L’ex-maire de Saguenay Jean Tremblay

Jean Tremblay n’a jamais été inquiet

L’ex-maire de Saguenay Jean Tremblay n’a « jamais été inquiété » par des conséquences personnelles à la suite de la perquisition de l’Unité permanente anticorruption (UPAC) menée à l’hôtel de ville en septembre 2016, mais il déplore que la réputation de Saguenay puisse être « ternie » par ce genre d’enquêtes.

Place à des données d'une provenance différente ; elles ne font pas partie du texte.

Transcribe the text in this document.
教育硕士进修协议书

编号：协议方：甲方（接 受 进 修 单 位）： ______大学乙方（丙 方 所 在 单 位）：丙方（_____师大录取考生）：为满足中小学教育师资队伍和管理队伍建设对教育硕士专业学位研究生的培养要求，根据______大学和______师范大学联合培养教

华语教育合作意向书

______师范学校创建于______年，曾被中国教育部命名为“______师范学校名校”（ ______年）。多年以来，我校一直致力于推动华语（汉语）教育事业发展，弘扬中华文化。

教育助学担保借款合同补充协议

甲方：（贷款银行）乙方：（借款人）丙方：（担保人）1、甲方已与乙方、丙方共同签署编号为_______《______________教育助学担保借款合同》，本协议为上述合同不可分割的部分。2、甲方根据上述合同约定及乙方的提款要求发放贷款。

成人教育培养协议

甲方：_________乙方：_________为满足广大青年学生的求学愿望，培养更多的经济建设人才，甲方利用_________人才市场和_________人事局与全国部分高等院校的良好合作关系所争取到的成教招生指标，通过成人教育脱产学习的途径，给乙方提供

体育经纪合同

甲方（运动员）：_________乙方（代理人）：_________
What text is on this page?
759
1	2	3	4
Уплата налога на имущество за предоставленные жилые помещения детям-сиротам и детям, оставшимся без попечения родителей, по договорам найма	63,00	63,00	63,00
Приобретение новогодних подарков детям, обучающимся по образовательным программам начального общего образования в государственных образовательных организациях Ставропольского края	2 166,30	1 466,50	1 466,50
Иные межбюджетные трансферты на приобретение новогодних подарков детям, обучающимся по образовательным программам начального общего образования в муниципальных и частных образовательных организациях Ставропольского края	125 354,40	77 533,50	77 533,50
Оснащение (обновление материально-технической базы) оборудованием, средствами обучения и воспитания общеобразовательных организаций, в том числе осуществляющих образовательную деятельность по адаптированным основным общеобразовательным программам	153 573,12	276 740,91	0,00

C’est ce qu’il a confié en entrevue téléphonique avec Le Quotidien lundi soir. Selon Radio-Canada, tout porte à croire que l’enquête de l’UPAC est conclue et qu’il n’y aura pas d’autre accusation. En juin 2016, l’ancien conseiller municipal Bernard Noël a été jugé par la Commission municipale du Québec pour avoir voyagé en France avec une subvention de Promotion Saguenay. L’UPAC n’a pas renouvelé ses mandats de perquisition et Promotion Saguenay a retiré le mandat à l’avocat qui la défendait, affirme Radio-Canada.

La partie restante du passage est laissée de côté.